Hi Paul,
> I see; not consistent to me, but at least it explains some things ... except
> "slnunicode.sub("éî", 2, 2)" returns "î" and not the second byte of "é", so
> obviously there are exceptions. (Or did I get something wrong again?)
No, no exceptions. Just "." is "bytes" and everything else is "characters".
The idea is IMO the following:
* Lua strings can deal with binary data. With the functions find,match,gmatch
and gsub the . in the patterns is for "one byte", everything else (like %d)
uses character classes and is for characters (or digits or punctuation or…).
With this, you can parse any file format out there rather easily.
* slnunicode is a drop in replacement for the string functions. The proof for
me is that the function names and the arguments are identical.

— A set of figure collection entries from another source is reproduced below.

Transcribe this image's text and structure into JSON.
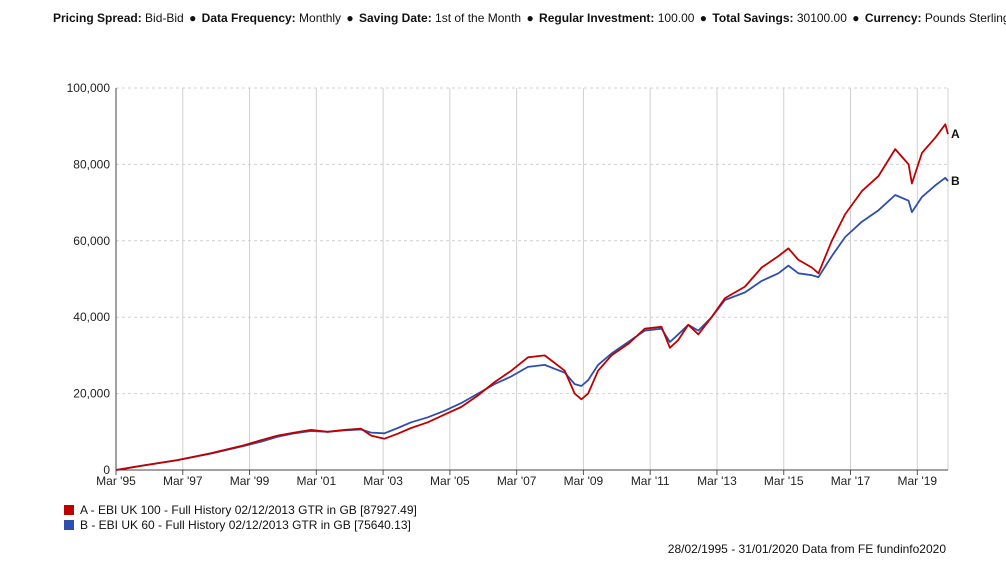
{
  "header": {
    "items": [
      {
        "key": "Pricing Spread:",
        "value": "Bid-Bid"
      },
      {
        "key": "Data Frequency:",
        "value": "Monthly"
      },
      {
        "key": "Saving Date:",
        "value": "1st of the Month"
      },
      {
        "key": "Regular Investment:",
        "value": "100.00"
      },
      {
        "key": "Total Savings:",
        "value": "30100.00"
      },
      {
        "key": "Currency:",
        "value": "Pounds Sterling"
      }
    ],
    "separator": "●"
  },
  "chart_data": {
    "type": "line",
    "title": "",
    "xlabel": "",
    "ylabel": "",
    "xlim": [
      1995.16,
      2020.08
    ],
    "ylim": [
      0,
      100000
    ],
    "grid": true,
    "x_ticks": [
      {
        "label": "Mar '95",
        "x": 1995.16
      },
      {
        "label": "Mar '97",
        "x": 1997.16
      },
      {
        "label": "Mar '99",
        "x": 1999.16
      },
      {
        "label": "Mar '01",
        "x": 2001.16
      },
      {
        "label": "Mar '03",
        "x": 2003.16
      },
      {
        "label": "Mar '05",
        "x": 2005.16
      },
      {
        "label": "Mar '07",
        "x": 2007.16
      },
      {
        "label": "Mar '09",
        "x": 2009.16
      },
      {
        "label": "Mar '11",
        "x": 2011.16
      },
      {
        "label": "Mar '13",
        "x": 2013.16
      },
      {
        "label": "Mar '15",
        "x": 2015.16
      },
      {
        "label": "Mar '17",
        "x": 2017.16
      },
      {
        "label": "Mar '19",
        "x": 2019.16
      }
    ],
    "y_ticks": [
      {
        "label": "0",
        "y": 0
      },
      {
        "label": "20,000",
        "y": 20000
      },
      {
        "label": "40,000",
        "y": 40000
      },
      {
        "label": "60,000",
        "y": 60000
      },
      {
        "label": "80,000",
        "y": 80000
      },
      {
        "label": "100,000",
        "y": 100000
      }
    ],
    "series": [
      {
        "name": "A - EBI UK 100 - Full History 02/12/2013 GTR in GB [87927.49]",
        "end_label": "A",
        "color": "#c00000",
        "points": [
          [
            1995.16,
            0
          ],
          [
            1996.0,
            1200
          ],
          [
            1997.0,
            2600
          ],
          [
            1998.0,
            4400
          ],
          [
            1999.0,
            6500
          ],
          [
            1999.5,
            7800
          ],
          [
            2000.0,
            9000
          ],
          [
            2000.5,
            9800
          ],
          [
            2001.0,
            10500
          ],
          [
            2001.5,
            10000
          ],
          [
            2002.0,
            10500
          ],
          [
            2002.5,
            10800
          ],
          [
            2002.8,
            9000
          ],
          [
            2003.2,
            8200
          ],
          [
            2003.6,
            9500
          ],
          [
            2004.0,
            11000
          ],
          [
            2004.5,
            12500
          ],
          [
            2005.0,
            14500
          ],
          [
            2005.5,
            16500
          ],
          [
            2006.0,
            19500
          ],
          [
            2006.5,
            23000
          ],
          [
            2007.0,
            26000
          ],
          [
            2007.5,
            29500
          ],
          [
            2008.0,
            30000
          ],
          [
            2008.3,
            28000
          ],
          [
            2008.6,
            26000
          ],
          [
            2008.9,
            20000
          ],
          [
            2009.1,
            18500
          ],
          [
            2009.3,
            20000
          ],
          [
            2009.6,
            26000
          ],
          [
            2010.0,
            30000
          ],
          [
            2010.5,
            33000
          ],
          [
            2011.0,
            37000
          ],
          [
            2011.5,
            37500
          ],
          [
            2011.75,
            32000
          ],
          [
            2012.0,
            34000
          ],
          [
            2012.3,
            38000
          ],
          [
            2012.6,
            35500
          ],
          [
            2013.0,
            40000
          ],
          [
            2013.4,
            45000
          ],
          [
            2014.0,
            48000
          ],
          [
            2014.5,
            53000
          ],
          [
            2015.0,
            56000
          ],
          [
            2015.3,
            58000
          ],
          [
            2015.6,
            55000
          ],
          [
            2016.0,
            53000
          ],
          [
            2016.2,
            51500
          ],
          [
            2016.6,
            60000
          ],
          [
            2017.0,
            67000
          ],
          [
            2017.5,
            73000
          ],
          [
            2018.0,
            77000
          ],
          [
            2018.5,
            84000
          ],
          [
            2018.9,
            80000
          ],
          [
            2019.0,
            75000
          ],
          [
            2019.3,
            83000
          ],
          [
            2019.7,
            87000
          ],
          [
            2020.0,
            90500
          ],
          [
            2020.08,
            87927
          ]
        ]
      },
      {
        "name": "B - EBI UK 60 - Full History 02/12/2013 GTR in GB [75640.13]",
        "end_label": "B",
        "color": "#2e4fad",
        "points": [
          [
            1995.16,
            0
          ],
          [
            1996.0,
            1200
          ],
          [
            1997.0,
            2600
          ],
          [
            1998.0,
            4300
          ],
          [
            1999.0,
            6300
          ],
          [
            1999.5,
            7400
          ],
          [
            2000.0,
            8700
          ],
          [
            2000.5,
            9600
          ],
          [
            2001.0,
            10200
          ],
          [
            2001.5,
            10000
          ],
          [
            2002.0,
            10400
          ],
          [
            2002.5,
            10600
          ],
          [
            2002.8,
            9800
          ],
          [
            2003.2,
            9600
          ],
          [
            2003.6,
            11000
          ],
          [
            2004.0,
            12500
          ],
          [
            2004.5,
            13800
          ],
          [
            2005.0,
            15500
          ],
          [
            2005.5,
            17500
          ],
          [
            2006.0,
            20000
          ],
          [
            2006.5,
            22500
          ],
          [
            2007.0,
            24500
          ],
          [
            2007.5,
            27000
          ],
          [
            2008.0,
            27500
          ],
          [
            2008.3,
            26500
          ],
          [
            2008.6,
            25500
          ],
          [
            2008.9,
            22500
          ],
          [
            2009.1,
            22000
          ],
          [
            2009.3,
            23500
          ],
          [
            2009.6,
            27500
          ],
          [
            2010.0,
            30500
          ],
          [
            2010.5,
            33500
          ],
          [
            2011.0,
            36500
          ],
          [
            2011.5,
            37000
          ],
          [
            2011.75,
            33500
          ],
          [
            2012.0,
            35500
          ],
          [
            2012.3,
            38000
          ],
          [
            2012.6,
            36500
          ],
          [
            2013.0,
            40000
          ],
          [
            2013.4,
            44500
          ],
          [
            2014.0,
            46500
          ],
          [
            2014.5,
            49500
          ],
          [
            2015.0,
            51500
          ],
          [
            2015.3,
            53500
          ],
          [
            2015.6,
            51500
          ],
          [
            2016.0,
            51000
          ],
          [
            2016.2,
            50500
          ],
          [
            2016.6,
            56000
          ],
          [
            2017.0,
            61000
          ],
          [
            2017.5,
            65000
          ],
          [
            2018.0,
            68000
          ],
          [
            2018.5,
            72000
          ],
          [
            2018.9,
            70500
          ],
          [
            2019.0,
            67500
          ],
          [
            2019.3,
            71500
          ],
          [
            2019.7,
            74500
          ],
          [
            2020.0,
            76500
          ],
          [
            2020.08,
            75640
          ]
        ]
      }
    ]
  },
  "legend": [
    {
      "label": "A - EBI UK 100 - Full History 02/12/2013 GTR in GB [87927.49]",
      "color": "#c00000"
    },
    {
      "label": "B - EBI UK 60 - Full History 02/12/2013 GTR in GB [75640.13]",
      "color": "#2e4fad"
    }
  ],
  "footer": "28/02/1995 - 31/01/2020 Data from FE fundinfo2020"
}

* because it is a drop in replacement, it has to behave exactly like the
regular string functions, esp. regarding the binary data. That means . is one
byte and %x is a character class, but taking the utf8 byte sequence into
account.
* all functions that do not use patterns deal with utf8 byte sequences (i.e.

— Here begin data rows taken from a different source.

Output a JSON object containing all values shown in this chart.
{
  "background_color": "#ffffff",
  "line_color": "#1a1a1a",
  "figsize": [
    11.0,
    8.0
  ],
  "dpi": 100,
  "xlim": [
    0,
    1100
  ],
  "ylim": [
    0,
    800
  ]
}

len,lower,reverse,sub,upper). Those functions that deal with patterns make the
distinction between utf8 bytes (character classes) and single bytes (the dot).
These are find, match, gmatch and gsub. I don't know about byte and char, but I
guess these belong to the former class, I don't want to look this up now.
And I don't think replacing slnunicode with something else is really necessary,
because if it isn't broken, don't fix it.
But I shut up now unless asked again.
Patrick